Private sector lender ICICI Bank on Saturday reported a 34.2 per cent year-on-year (YoY) increase in its standalone net profit in the October-December quarter (Q3) of FY23 to Rs 8,311.85 crore boosted by firm growth in net interest income.
On a sequential basis, the private bank’s net profit rose 10 per cent from Rs 7,557.84 crore in the July-September quarter.
ICICI Bank’s core operating profit, which is the profit before provisions and tax excluding the treasury income, grew 31.6 per cent year-on-year to Rs 13,235 crore in October-December.
In October-December, ICICI Bank’s net interest income – the difference between interest earned and interest expended – surged 34.6 per cent on-year to Rs 16,464.98 crore. The bank’s net interest margin (NIM) was at 4.65 per cent in the third quarter of the current financial year, sharply up from 3.96 per cent a year ago and higher than 4.31 per cent in July-September.
With banks having raised deposit rates sharply over the last couple of months, however, ICICI Bank’s management expects the net interest margin to stabilise going ahead.

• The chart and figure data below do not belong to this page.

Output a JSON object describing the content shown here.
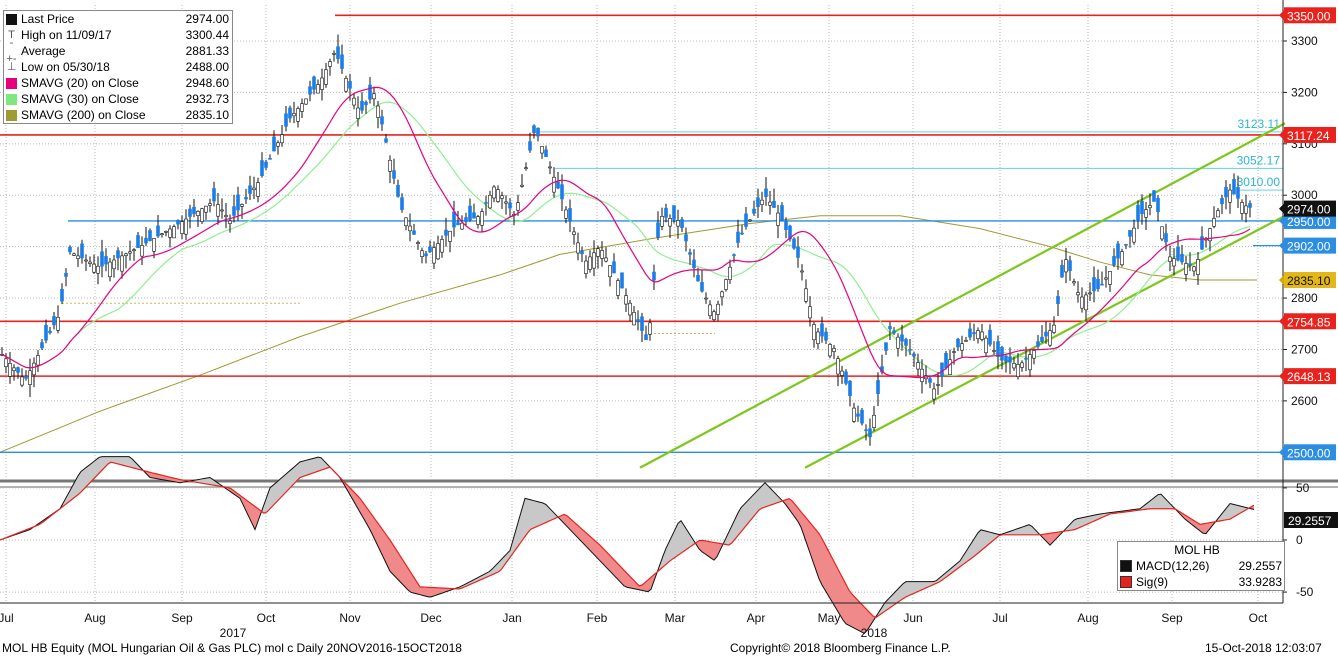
{
  "legend": [
    {
      "label": "Last Price",
      "value": "2974.00",
      "swatch": "#111111",
      "glyph": ""
    },
    {
      "label": "High on 11/09/17",
      "value": "3300.44",
      "swatch": "",
      "glyph": "T"
    },
    {
      "label": "Average",
      "value": "2881.33",
      "swatch": "",
      "glyph": "-+-"
    },
    {
      "label": "Low on 05/30/18",
      "value": "2488.00",
      "swatch": "",
      "glyph": "⊥"
    },
    {
      "label": "SMAVG (20)  on Close",
      "value": "2948.60",
      "swatch": "#e6007e",
      "glyph": ""
    },
    {
      "label": "SMAVG (30)  on Close",
      "value": "2932.73",
      "swatch": "#7ee87e",
      "glyph": ""
    },
    {
      "label": "SMAVG (200)  on Close",
      "value": "2835.10",
      "swatch": "#a09a32",
      "glyph": ""
    }
  ],
  "macd_box": {
    "title": "MOL HB",
    "rows": [
      {
        "label": "MACD(12,26)",
        "value": "29.2557",
        "color": "#111111"
      },
      {
        "label": "Sig(9)",
        "value": "33.9283",
        "color": "#e8231e"
      }
    ]
  },
  "footer": {
    "left": "MOL HB Equity (MOL Hungarian Oil & Gas PLC) mol c  Daily 20NOV2016-15OCT2018",
    "center": "Copyright© 2018 Bloomberg Finance L.P.",
    "right": "15-Oct-2018 12:03:07"
  },
  "chart_data": {
    "type": "candlestick",
    "x_months": [
      "Jul",
      "Aug",
      "Sep",
      "Oct",
      "Nov",
      "Dec",
      "Jan",
      "Feb",
      "Mar",
      "Apr",
      "May",
      "Jun",
      "Jul",
      "Aug",
      "Sep",
      "Oct"
    ],
    "x_years": [
      "2017",
      "2018"
    ],
    "ylim": [
      2450,
      3370
    ],
    "y_ticks": [
      2500,
      2600,
      2700,
      2800,
      2900,
      3000,
      3100,
      3200,
      3300
    ],
    "price_path": [
      [
        0,
        2695
      ],
      [
        25,
        2640
      ],
      [
        60,
        2770
      ],
      [
        70,
        2890
      ],
      [
        100,
        2860
      ],
      [
        140,
        2900
      ],
      [
        175,
        2940
      ],
      [
        215,
        2990
      ],
      [
        230,
        2950
      ],
      [
        260,
        3030
      ],
      [
        290,
        3150
      ],
      [
        320,
        3220
      ],
      [
        335,
        3280
      ],
      [
        360,
        3160
      ],
      [
        375,
        3200
      ],
      [
        400,
        2980
      ],
      [
        425,
        2880
      ],
      [
        455,
        2940
      ],
      [
        480,
        2960
      ],
      [
        495,
        3020
      ],
      [
        515,
        2960
      ],
      [
        535,
        3130
      ],
      [
        555,
        3030
      ],
      [
        570,
        2950
      ],
      [
        585,
        2870
      ],
      [
        600,
        2900
      ],
      [
        630,
        2790
      ],
      [
        648,
        2710
      ],
      [
        660,
        2960
      ],
      [
        680,
        2950
      ],
      [
        700,
        2820
      ],
      [
        715,
        2770
      ],
      [
        740,
        2920
      ],
      [
        765,
        3000
      ],
      [
        780,
        2960
      ],
      [
        800,
        2870
      ],
      [
        815,
        2740
      ],
      [
        835,
        2700
      ],
      [
        855,
        2580
      ],
      [
        870,
        2530
      ],
      [
        890,
        2740
      ],
      [
        910,
        2700
      ],
      [
        935,
        2620
      ],
      [
        955,
        2700
      ],
      [
        980,
        2740
      ],
      [
        1000,
        2680
      ],
      [
        1020,
        2670
      ],
      [
        1040,
        2710
      ],
      [
        1055,
        2750
      ],
      [
        1065,
        2880
      ],
      [
        1080,
        2800
      ],
      [
        1100,
        2820
      ],
      [
        1125,
        2900
      ],
      [
        1140,
        2960
      ],
      [
        1155,
        2990
      ],
      [
        1170,
        2880
      ],
      [
        1195,
        2860
      ],
      [
        1215,
        2960
      ],
      [
        1230,
        3010
      ],
      [
        1245,
        2980
      ],
      [
        1253,
        2974
      ]
    ],
    "sma200_path": [
      [
        0,
        2500
      ],
      [
        100,
        2580
      ],
      [
        200,
        2650
      ],
      [
        300,
        2725
      ],
      [
        400,
        2790
      ],
      [
        500,
        2845
      ],
      [
        560,
        2885
      ],
      [
        650,
        2915
      ],
      [
        750,
        2945
      ],
      [
        820,
        2960
      ],
      [
        900,
        2960
      ],
      [
        980,
        2935
      ],
      [
        1050,
        2900
      ],
      [
        1100,
        2870
      ],
      [
        1150,
        2845
      ],
      [
        1200,
        2835
      ],
      [
        1255,
        2835
      ]
    ],
    "horizontal_levels": [
      {
        "value": 3350,
        "label": "3350.00",
        "color": "#e8231e"
      },
      {
        "value": 3117.24,
        "label": "3117.24",
        "color": "#e8231e"
      },
      {
        "value": 2754.85,
        "label": "2754.85",
        "color": "#e8231e"
      },
      {
        "value": 2648.13,
        "label": "2648.13",
        "color": "#e8231e"
      },
      {
        "value": 2950,
        "label": "2950.00",
        "color": "#2b8ee0"
      },
      {
        "value": 2500,
        "label": "2500.00",
        "color": "#2b8ee0"
      },
      {
        "value": 2902,
        "label": "2902.00",
        "color": "#2b8ee0"
      }
    ],
    "cyan_levels": [
      {
        "value": 3123.11,
        "label": "3123.11"
      },
      {
        "value": 3052.17,
        "label": "3052.17"
      },
      {
        "value": 3010.0,
        "label": "3010.00"
      }
    ],
    "axis_tags": [
      {
        "value": 2974,
        "label": "2974.00",
        "color": "#111111"
      },
      {
        "value": 2835.1,
        "label": "2835.10",
        "color": "#a09a32"
      }
    ],
    "trend_channel": [
      {
        "from": [
          640,
          2470
        ],
        "to": [
          1285,
          3140
        ]
      },
      {
        "from": [
          805,
          2470
        ],
        "to": [
          1285,
          2960
        ]
      }
    ],
    "macd_path": [
      [
        0,
        0
      ],
      [
        30,
        10
      ],
      [
        60,
        30
      ],
      [
        80,
        65
      ],
      [
        100,
        80
      ],
      [
        130,
        80
      ],
      [
        150,
        60
      ],
      [
        180,
        55
      ],
      [
        210,
        60
      ],
      [
        240,
        40
      ],
      [
        255,
        10
      ],
      [
        270,
        50
      ],
      [
        300,
        75
      ],
      [
        320,
        80
      ],
      [
        340,
        60
      ],
      [
        370,
        10
      ],
      [
        390,
        -30
      ],
      [
        410,
        -50
      ],
      [
        430,
        -55
      ],
      [
        460,
        -45
      ],
      [
        490,
        -30
      ],
      [
        510,
        -10
      ],
      [
        525,
        40
      ],
      [
        545,
        35
      ],
      [
        570,
        10
      ],
      [
        600,
        -20
      ],
      [
        625,
        -45
      ],
      [
        650,
        -50
      ],
      [
        665,
        -10
      ],
      [
        680,
        20
      ],
      [
        700,
        -10
      ],
      [
        715,
        -20
      ],
      [
        740,
        30
      ],
      [
        765,
        55
      ],
      [
        785,
        35
      ],
      [
        800,
        15
      ],
      [
        820,
        -40
      ],
      [
        845,
        -80
      ],
      [
        865,
        -90
      ],
      [
        885,
        -60
      ],
      [
        905,
        -40
      ],
      [
        935,
        -40
      ],
      [
        960,
        -20
      ],
      [
        980,
        10
      ],
      [
        1000,
        5
      ],
      [
        1030,
        15
      ],
      [
        1050,
        -5
      ],
      [
        1075,
        20
      ],
      [
        1100,
        25
      ],
      [
        1140,
        30
      ],
      [
        1160,
        45
      ],
      [
        1185,
        20
      ],
      [
        1205,
        5
      ],
      [
        1230,
        35
      ],
      [
        1255,
        29
      ]
    ],
    "sig_path": [
      [
        0,
        0
      ],
      [
        40,
        15
      ],
      [
        80,
        45
      ],
      [
        110,
        75
      ],
      [
        150,
        65
      ],
      [
        180,
        58
      ],
      [
        230,
        50
      ],
      [
        265,
        25
      ],
      [
        300,
        60
      ],
      [
        330,
        70
      ],
      [
        360,
        40
      ],
      [
        390,
        0
      ],
      [
        420,
        -45
      ],
      [
        460,
        -47
      ],
      [
        500,
        -30
      ],
      [
        530,
        10
      ],
      [
        565,
        25
      ],
      [
        600,
        -5
      ],
      [
        640,
        -45
      ],
      [
        670,
        -20
      ],
      [
        700,
        0
      ],
      [
        730,
        -5
      ],
      [
        760,
        30
      ],
      [
        790,
        40
      ],
      [
        820,
        5
      ],
      [
        850,
        -50
      ],
      [
        875,
        -75
      ],
      [
        905,
        -55
      ],
      [
        940,
        -40
      ],
      [
        975,
        -15
      ],
      [
        1000,
        5
      ],
      [
        1040,
        5
      ],
      [
        1075,
        10
      ],
      [
        1110,
        25
      ],
      [
        1150,
        30
      ],
      [
        1175,
        30
      ],
      [
        1200,
        15
      ],
      [
        1230,
        20
      ],
      [
        1255,
        34
      ]
    ],
    "macd_ticks": [
      50,
      0,
      -50
    ]
  }
}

“In a rising rate environment, the NIM of the banks typically tends to rise as loans (linked) to the external benchmark reprice faster. But as the deposit rates also are getting repriced, we do expect that somewhere the NIMs will stabilise,” Sandeep Batra, executive director, ICICI Bank said in a post-earnings call. He said that interest rates would likely peak within a quarter or so.
The Reserve Bank of India (RBI) raised the repo rate by a total of 225 basis points in 2022. A considerable portion of banks’ loans is linked to external benchmarks, including policy rates. Over the past few months, banks have faced pressure to increase deposit rates and mobilise funds in the face of booming credit growth.

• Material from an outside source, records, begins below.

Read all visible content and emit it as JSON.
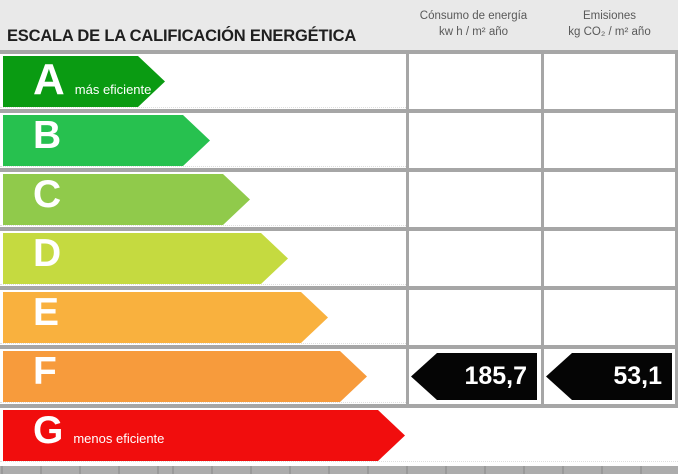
{
  "header": {
    "title": "ESCALA DE LA CALIFICACIÓN ENERGÉTICA",
    "columns": [
      {
        "line1": "Cónsumo de energía",
        "line2": "kw h / m² año"
      },
      {
        "line1": "Emisiones",
        "line2": "kg CO₂ / m² año"
      }
    ]
  },
  "scale": {
    "rows": [
      {
        "letter": "A",
        "label": "más eficiente",
        "color": "#0A9B12",
        "arrow_width": 162
      },
      {
        "letter": "B",
        "label": "",
        "color": "#27C14F",
        "arrow_width": 207
      },
      {
        "letter": "C",
        "label": "",
        "color": "#90CA4B",
        "arrow_width": 247
      },
      {
        "letter": "D",
        "label": "",
        "color": "#C5DA40",
        "arrow_width": 285
      },
      {
        "letter": "E",
        "label": "",
        "color": "#F9B13E",
        "arrow_width": 325
      },
      {
        "letter": "F",
        "label": "",
        "color": "#F79B3C",
        "arrow_width": 364
      },
      {
        "letter": "G",
        "label": "menos eficiente",
        "color": "#F10D0D",
        "arrow_width": 402
      }
    ]
  },
  "rating": {
    "letter": "F",
    "consumption_value": "185,7",
    "emissions_value": "53,1",
    "arrow_color": "#050505"
  },
  "chart_data": {
    "type": "bar",
    "title": "ESCALA DE LA CALIFICACIÓN ENERGÉTICA",
    "categories": [
      "A",
      "B",
      "C",
      "D",
      "E",
      "F",
      "G"
    ],
    "values": [
      162,
      207,
      247,
      285,
      325,
      364,
      402
    ],
    "category_labels": [
      "más eficiente",
      "",
      "",
      "",
      "",
      "",
      "menos eficiente"
    ],
    "colors": [
      "#0A9B12",
      "#27C14F",
      "#90CA4B",
      "#C5DA40",
      "#F9B13E",
      "#F79B3C",
      "#F10D0D"
    ],
    "annotations": [
      {
        "row": "F",
        "column": "Cónsumo de energía kw h / m² año",
        "value": 185.7
      },
      {
        "row": "F",
        "column": "Emisiones kg CO₂ / m² año",
        "value": 53.1
      }
    ],
    "legend_position": "none",
    "grid": false
  }
}
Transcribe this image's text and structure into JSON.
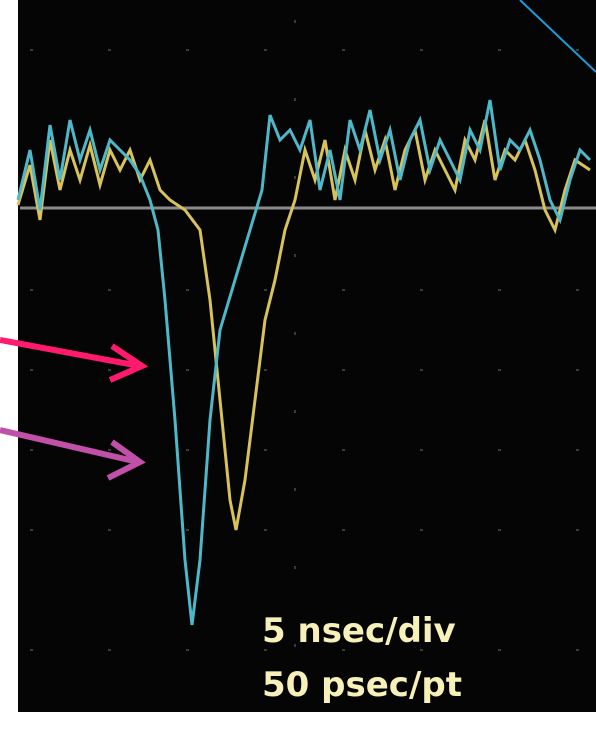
{
  "annotations": {
    "time_per_div": "5 nsec/div",
    "time_per_point": "50 psec/pt"
  }
}
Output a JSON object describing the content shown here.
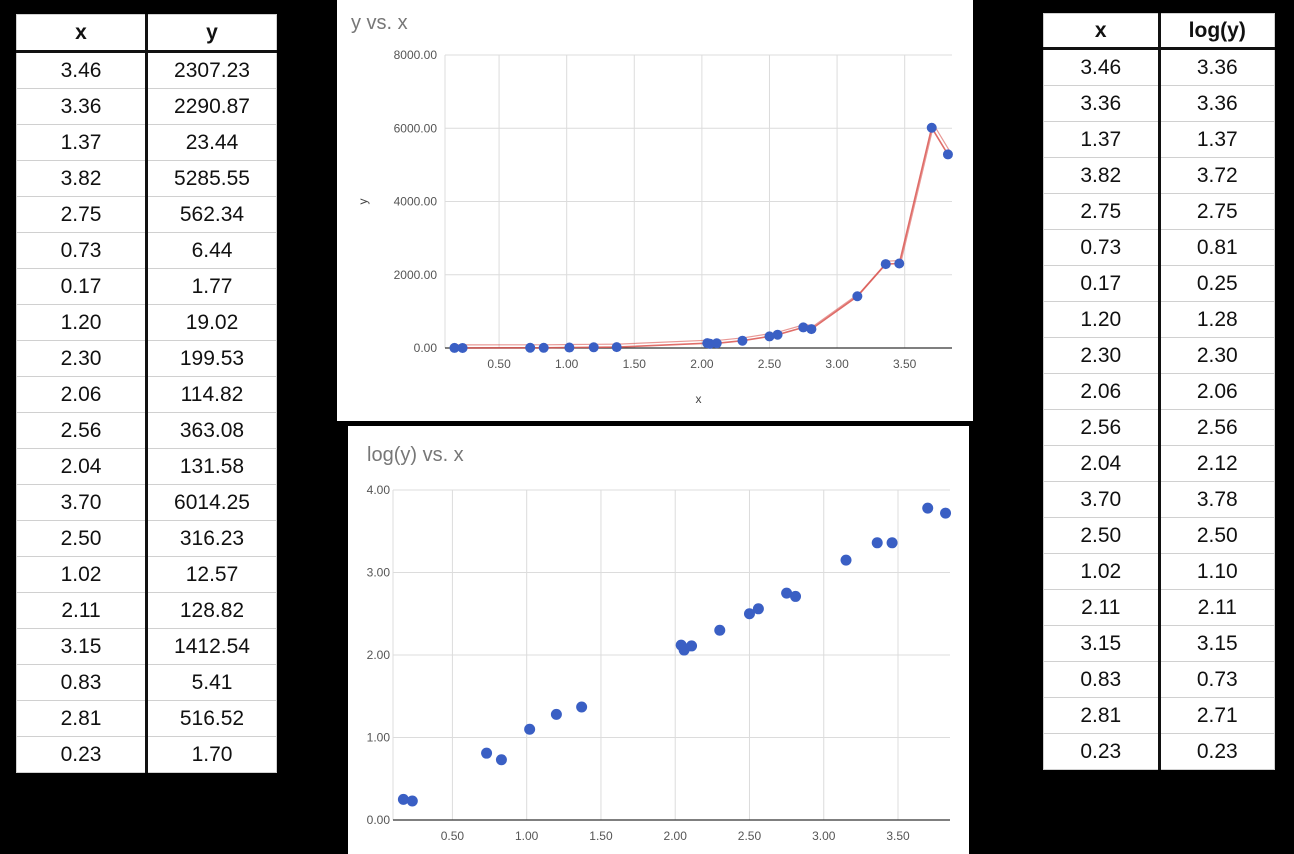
{
  "left_table": {
    "headers": [
      "x",
      "y"
    ],
    "rows": [
      [
        "3.46",
        "2307.23"
      ],
      [
        "3.36",
        "2290.87"
      ],
      [
        "1.37",
        "23.44"
      ],
      [
        "3.82",
        "5285.55"
      ],
      [
        "2.75",
        "562.34"
      ],
      [
        "0.73",
        "6.44"
      ],
      [
        "0.17",
        "1.77"
      ],
      [
        "1.20",
        "19.02"
      ],
      [
        "2.30",
        "199.53"
      ],
      [
        "2.06",
        "114.82"
      ],
      [
        "2.56",
        "363.08"
      ],
      [
        "2.04",
        "131.58"
      ],
      [
        "3.70",
        "6014.25"
      ],
      [
        "2.50",
        "316.23"
      ],
      [
        "1.02",
        "12.57"
      ],
      [
        "2.11",
        "128.82"
      ],
      [
        "3.15",
        "1412.54"
      ],
      [
        "0.83",
        "5.41"
      ],
      [
        "2.81",
        "516.52"
      ],
      [
        "0.23",
        "1.70"
      ]
    ]
  },
  "right_table": {
    "headers": [
      "x",
      "log(y)"
    ],
    "rows": [
      [
        "3.46",
        "3.36"
      ],
      [
        "3.36",
        "3.36"
      ],
      [
        "1.37",
        "1.37"
      ],
      [
        "3.82",
        "3.72"
      ],
      [
        "2.75",
        "2.75"
      ],
      [
        "0.73",
        "0.81"
      ],
      [
        "0.17",
        "0.25"
      ],
      [
        "1.20",
        "1.28"
      ],
      [
        "2.30",
        "2.30"
      ],
      [
        "2.06",
        "2.06"
      ],
      [
        "2.56",
        "2.56"
      ],
      [
        "2.04",
        "2.12"
      ],
      [
        "3.70",
        "3.78"
      ],
      [
        "2.50",
        "2.50"
      ],
      [
        "1.02",
        "1.10"
      ],
      [
        "2.11",
        "2.11"
      ],
      [
        "3.15",
        "3.15"
      ],
      [
        "0.83",
        "0.73"
      ],
      [
        "2.81",
        "2.71"
      ],
      [
        "0.23",
        "0.23"
      ]
    ]
  },
  "chart_data": [
    {
      "type": "scatter",
      "title": "y vs. x",
      "xlabel": "x",
      "ylabel": "y",
      "xlim": [
        0.1,
        3.85
      ],
      "ylim": [
        0,
        8000
      ],
      "xticks": [
        0.5,
        1.0,
        1.5,
        2.0,
        2.5,
        3.0,
        3.5
      ],
      "xtick_labels": [
        "0.50",
        "1.00",
        "1.50",
        "2.00",
        "2.50",
        "3.00",
        "3.50"
      ],
      "yticks": [
        0,
        2000,
        4000,
        6000,
        8000
      ],
      "ytick_labels": [
        "0.00",
        "2000.00",
        "4000.00",
        "6000.00",
        "8000.00"
      ],
      "grid": true,
      "point_color": "#3a5fc4",
      "trend_color": "#d9534f",
      "series": [
        {
          "x": [
            3.46,
            3.36,
            1.37,
            3.82,
            2.75,
            0.73,
            0.17,
            1.2,
            2.3,
            2.06,
            2.56,
            2.04,
            3.7,
            2.5,
            1.02,
            2.11,
            3.15,
            0.83,
            2.81,
            0.23
          ],
          "y": [
            2307.23,
            2290.87,
            23.44,
            5285.55,
            562.34,
            6.44,
            1.77,
            19.02,
            199.53,
            114.82,
            363.08,
            131.58,
            6014.25,
            316.23,
            12.57,
            128.82,
            1412.54,
            5.41,
            516.52,
            1.7
          ]
        }
      ]
    },
    {
      "type": "scatter",
      "title": "log(y) vs. x",
      "xlabel": "",
      "ylabel": "",
      "xlim": [
        0.1,
        3.85
      ],
      "ylim": [
        0,
        4
      ],
      "xticks": [
        0.5,
        1.0,
        1.5,
        2.0,
        2.5,
        3.0,
        3.5
      ],
      "xtick_labels": [
        "0.50",
        "1.00",
        "1.50",
        "2.00",
        "2.50",
        "3.00",
        "3.50"
      ],
      "yticks": [
        0,
        1,
        2,
        3,
        4
      ],
      "ytick_labels": [
        "0.00",
        "1.00",
        "2.00",
        "3.00",
        "4.00"
      ],
      "grid": true,
      "point_color": "#3a5fc4",
      "series": [
        {
          "x": [
            3.46,
            3.36,
            1.37,
            3.82,
            2.75,
            0.73,
            0.17,
            1.2,
            2.3,
            2.06,
            2.56,
            2.04,
            3.7,
            2.5,
            1.02,
            2.11,
            3.15,
            0.83,
            2.81,
            0.23
          ],
          "y": [
            3.36,
            3.36,
            1.37,
            3.72,
            2.75,
            0.81,
            0.25,
            1.28,
            2.3,
            2.06,
            2.56,
            2.12,
            3.78,
            2.5,
            1.1,
            2.11,
            3.15,
            0.73,
            2.71,
            0.23
          ]
        }
      ]
    }
  ]
}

As on December 31, ICICI Bank’s total advances were at Rs 9.74 trillion, up 19.7 per cent on-year. Total deposits, on the other hand, grew 10.3 per cent on-year to Rs 11.22 trillion as on December 31.
Within the deposits, the average Current Account and Savings Account (CASA) deposits, which represent low-cost funds, rose 10.4 per cent on-year in October-December. Term deposits were at Rs 6.13 trillion as on December 31, up 14.2 per cent on-year.
“We have been having a pretty comfortable LCR (Liquidity Coverage Ratio). Even now it is about 123 per cent, so to that extent we have been able to utilise our existing liquidity and that is the reason why we grew our deposits by about Rs 32,000 crore during the quarter,” Batra said.
“From our perspective, we are pretty confident that whatever loan growth that we are attempting, or aspiring to do for our customers will not be constrained by deposits or liabilities for that matter,” he said.
On the credit front, the bank’s retail loan portfolio grew 23.4 per cent on-year, accounting for 54.3 per cent of total loans as on December 31. The corporate portfolio clocked in 18.2 per cent year-on-year growth, while the rural portfolio grew 12.5 per cent on-year.
ICICI Bank reported an improvement in asset quality in the previous quarter, with both gross and net non-performing asset ratios declining. As on December 31, the gross NPA ratio was at 3.07 per cent versus 3.19 per cent a quarter ago and 4.13 per cent a year ago. The net NPA ratio was at 0.55 per cent as on December 31, versus 0.61 per cent a quarter ago and 0.85 per cent a year ago.
Even as the asset quality improved, ICICI Bank reported an increase in provisions – excluding provisions for tax – of 12.5 per cent year-on-year to Rs 2,257 crore. As on December 31, the bank held contingency provisions worth Rs 11,500 crore.
The bank said that it has changed its norms on provisioning on NPAs and adopted a more conservative approach. Consequently, provisions in the third quarter include contingency provisions of Rs 1,500 crore, the bank said.
“As I did mention, this is being made on a prudent basis. We have made an additional contingency provision of about Rs 1,500 crores. When we are looking at the overall macro environment, both globally and in India, and the impact of inflation and interest rates and geopolitical risks across our portfolio, we feel that it is better to have a contingency buffer,” Batra said. The new provisioning approach strengthens the bank’s balance sheet and is part of its strategic framework, Batra said.
As on December 31, the bank’s Basel III capital adequacy ratio was at 16.26 per cent versus 17.91 per cent a year ago. The provisioning coverage ratio on non-performing assets was 82 per cent as on December 31.